Incumbent President Susilo Bambang Yudhoyono has been in power for almost a decade, but his administration has been marred by a string of high-level corruption cases, rising religious intolerance and a squandered political mandate.
A relative outsider with no connection to the country’s political elite, Joko Widodo is being touted as a new breed of Indonesian politician.
Nonetheless, even as Widodo offers hope and change, the voting system is riddled with corruption.
Ade Irawan, a researcher from Indonesia Corruption Watch, or ICW, said corrupt practices have increased since the last election five years ago.
According to Irawan, in 2009 the ICW found 130 cases of money politics, but this year they identified 140 cases - three days before the election.
This year, he added, candidates are also getting savvier about vote buying.

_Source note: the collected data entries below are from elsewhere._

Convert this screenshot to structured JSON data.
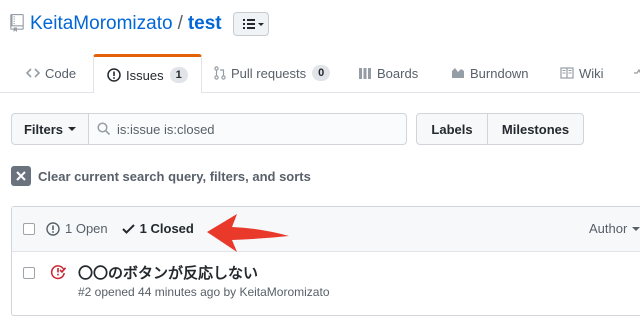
{
  "repo": {
    "owner": "KeitaMoromizato",
    "separator": "/",
    "name": "test"
  },
  "tabs": [
    {
      "label": "Code",
      "icon": "code-icon"
    },
    {
      "label": "Issues",
      "icon": "issue-opened-icon",
      "count": "1",
      "selected": true
    },
    {
      "label": "Pull requests",
      "icon": "git-pull-request-icon",
      "count": "0"
    },
    {
      "label": "Boards",
      "icon": "boards-icon"
    },
    {
      "label": "Burndown",
      "icon": "graph-icon"
    },
    {
      "label": "Wiki",
      "icon": "book-icon"
    }
  ],
  "filters": {
    "label": "Filters",
    "search_value": "is:issue is:closed"
  },
  "buttons": {
    "labels": "Labels",
    "milestones": "Milestones"
  },
  "clear_query": "Clear current search query, filters, and sorts",
  "issues_header": {
    "open": "1 Open",
    "closed": "1 Closed",
    "author": "Author"
  },
  "issue": {
    "title": "〇〇のボタンが反応しない",
    "meta": "#2 opened 44 minutes ago by KeitaMoromizato"
  },
  "colors": {
    "link": "#0366d6",
    "tab_accent": "#e36209",
    "closed_issue_icon": "#cb2431",
    "arrow": "#e8392b"
  }
}
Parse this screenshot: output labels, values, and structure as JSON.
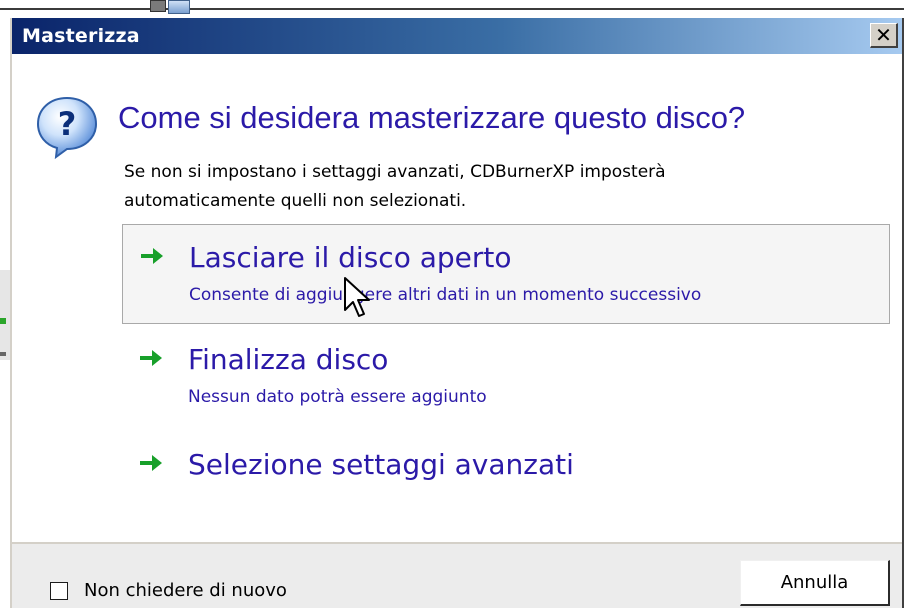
{
  "window": {
    "title": "Masterizza",
    "close_glyph": "✕"
  },
  "dialog": {
    "icon": "question-icon",
    "heading": "Come si desidera masterizzare questo disco?",
    "description_line1": "Se non si impostano i settaggi avanzati, CDBurnerXP imposterà",
    "description_line2": "automaticamente quelli non selezionati."
  },
  "options": [
    {
      "icon": "green-arrow-icon",
      "title": "Lasciare il disco aperto",
      "subtitle": "Consente di aggiungere altri dati in un momento successivo"
    },
    {
      "icon": "green-arrow-icon",
      "title": "Finalizza disco",
      "subtitle": "Nessun dato potrà essere aggiunto"
    },
    {
      "icon": "green-arrow-icon",
      "title": "Selezione settaggi avanzati"
    }
  ],
  "footer": {
    "checkbox_label": "Non chiedere di nuovo",
    "checkbox_checked": false,
    "cancel_label": "Annulla"
  },
  "colors": {
    "title_bar_start": "#0a246a",
    "title_bar_end": "#a6caf0",
    "link_text": "#2b1aa8",
    "arrow": "#18a02a"
  }
}
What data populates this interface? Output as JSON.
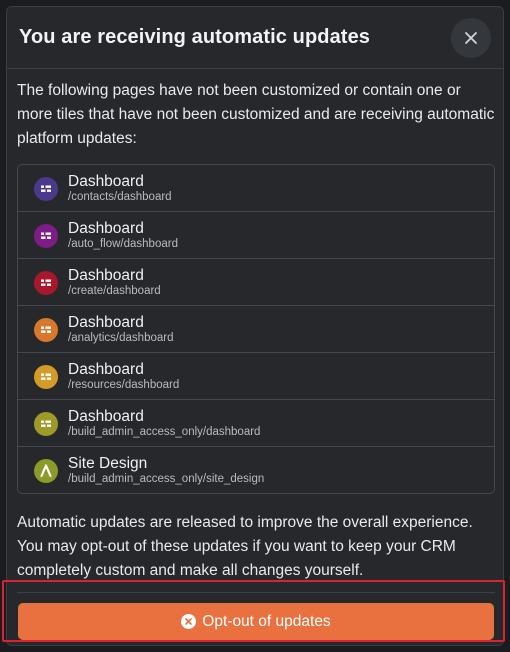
{
  "modal": {
    "title": "You are receiving automatic updates",
    "close_icon": "close-icon",
    "intro": "The following pages have not been customized or contain one or more tiles that have not been customized and are receiving automatic platform updates:",
    "footer": "Automatic updates are released to improve the overall experience. You may opt-out of these updates if you want to keep your CRM completely custom and make all changes yourself.",
    "opt_out_label": "Opt-out of updates",
    "opt_out_icon": "x-circle-icon",
    "accent_color": "#e9713f",
    "focus_color": "#d9232f"
  },
  "pages": [
    {
      "name": "Dashboard",
      "path": "/contacts/dashboard",
      "icon": "dashboard-icon",
      "color": "#4b3a8c"
    },
    {
      "name": "Dashboard",
      "path": "/auto_flow/dashboard",
      "icon": "dashboard-icon",
      "color": "#7e1d87"
    },
    {
      "name": "Dashboard",
      "path": "/create/dashboard",
      "icon": "dashboard-icon",
      "color": "#a8182c"
    },
    {
      "name": "Dashboard",
      "path": "/analytics/dashboard",
      "icon": "dashboard-icon",
      "color": "#d8782d"
    },
    {
      "name": "Dashboard",
      "path": "/resources/dashboard",
      "icon": "dashboard-icon",
      "color": "#d49b28"
    },
    {
      "name": "Dashboard",
      "path": "/build_admin_access_only/dashboard",
      "icon": "dashboard-icon",
      "color": "#9e9a2a"
    },
    {
      "name": "Site Design",
      "path": "/build_admin_access_only/site_design",
      "icon": "site-design-icon",
      "color": "#8c9a2a"
    }
  ]
}
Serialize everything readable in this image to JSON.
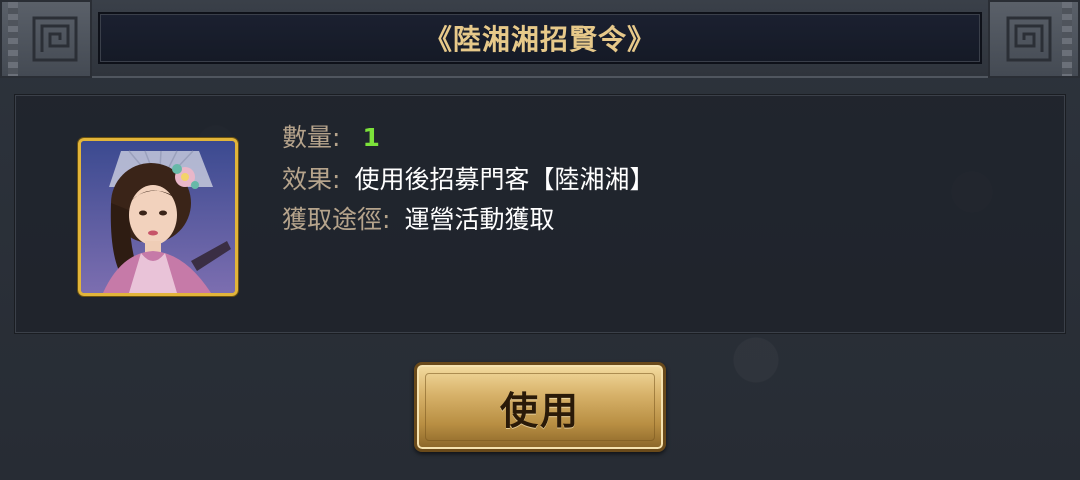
{
  "dialog": {
    "title": "《陸湘湘招賢令》"
  },
  "item": {
    "portrait_icon": "character-portrait",
    "frame_color": "#e2b53a",
    "quantity_label": "數量:",
    "quantity_value": "1",
    "effect_label": "效果:",
    "effect_value": "使用後招募門客【陸湘湘】",
    "source_label": "獲取途徑:",
    "source_value": "運營活動獲取"
  },
  "actions": {
    "use_label": "使用"
  },
  "colors": {
    "title": "#e7c98a",
    "label": "#b6a48c",
    "quantity": "#7ce23a",
    "button_gold": "#d7b26a"
  }
}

Vote brokers are now demanding voters show pictures on their mobile phone of their ballot papers before they are given money.
As well as cash, voters are also being offered new goods such as phone credit and health insurance.
Since the collapse of Suharto’s 32-year authoritarian rule, this year marks the fourth time Indonesians will democratically elect their parliament.
Results for the parliamentary election will be officially announced by May 9, but a quick count of the polls is expected within 24 hours.
With the exception of several fatal attacks in the semi-autonomous region of Aceh, North Sumatra, Wednesday’s election is widely expected to be peaceful.